The pattern of antagonism between isoproterenol and various beta-adrenoceptor blocking agents was explored in spontaneously beating right atria and in driven left atrial strips from kittens and guinea pigs. The onset of beta-adrenoceptor blockade is usually very slow in such preparations; incubation periods of up to an hour may be required for equilibrium conditions.
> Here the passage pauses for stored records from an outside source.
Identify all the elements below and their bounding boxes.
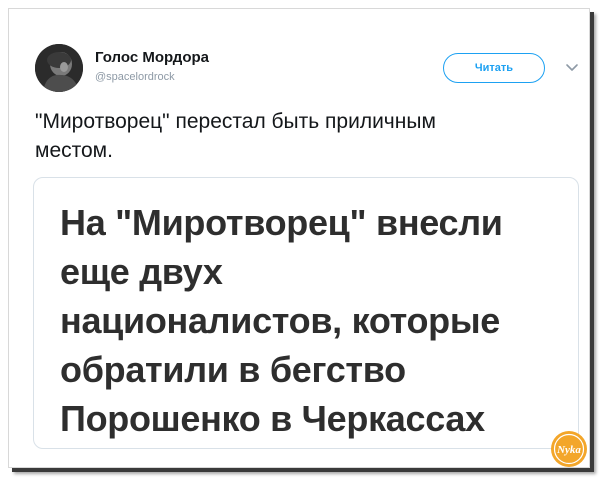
author-handle[interactable]: @spacelordrock — [95, 71, 175, 83]
card-headline: На "Миротворец" внесли еще двух национал… — [60, 198, 503, 443]
headline-line: обратили в бегство — [60, 349, 406, 390]
avatar-image — [35, 44, 83, 92]
headline-line: На "Миротворец" внесли — [60, 202, 503, 243]
headline-line: националистов, которые — [60, 300, 501, 341]
tweet-text-line: "Миротворец" перестал быть приличным — [35, 110, 436, 133]
tweet-text: "Миротворец" перестал быть приличным мес… — [35, 107, 575, 165]
watermark-logo-icon: Nyka — [551, 431, 587, 467]
watermark-text: Nyka — [556, 444, 581, 456]
author-name[interactable]: Голос Мордора — [95, 49, 209, 66]
tweet-text-line: местом. — [35, 139, 113, 162]
follow-button[interactable]: Читать — [443, 53, 545, 83]
chevron-down-icon[interactable] — [565, 63, 579, 73]
headline-line: еще двух — [60, 251, 223, 292]
avatar[interactable] — [35, 44, 83, 92]
headline-line: Порошенко в Черкассах — [60, 398, 485, 439]
screenshot-frame: Голос Мордора @spacelordrock Читать "Мир… — [8, 8, 590, 468]
tweet-card: Голос Мордора @spacelordrock Читать "Мир… — [9, 9, 589, 467]
embedded-image-card[interactable]: На "Миротворец" внесли еще двух национал… — [33, 177, 579, 449]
The speed of onset of the blocking action is directly related to the concentration of the antagonist, and therefore, for a given degree of blockade, inversely related to its potency. beta-Adrenoceptor blocking agents were found to interact with isoproterenol in a manner consistent with a simple competitive antagonism provided that (1) the antagonist had little intrinsic stimulant action on the preparation under study, (2) the concentrations of antagonist used had no direct depressant action on the preparation, (3) precautions were taken to assure that the pattern of antagonism was not distorted by loss of agonist into tissue sinks, and (4) dose-response curves were normalized for changes in the baseline frequency or force in successive curves. Corrections for desensitization were necessary only in inotropic dose-response curves. Estimates of the equilibrium dissociation constants (KB) derived from the antagonism of the chronotropic and inotropic effects of isoproterenol were determined for fifteen beta-adrenoceptor blocking agents of widely differing potency. In no case was there a substantial difference between the inotropic and chronotropic values. Published estimates of binding constants for beta-blockers determined on cardiac membrane particles are more variable than those determined on intact tissues, and tend to be slightly (adenylyl cyclase measurements) or considerably (radioligand binding studies) lower than the values obtained in intact tissues. These differences raise the possibility that the properties of the beta-adrenoceptor may sometimes be altered during the isolation and partial purification of membrane fragments.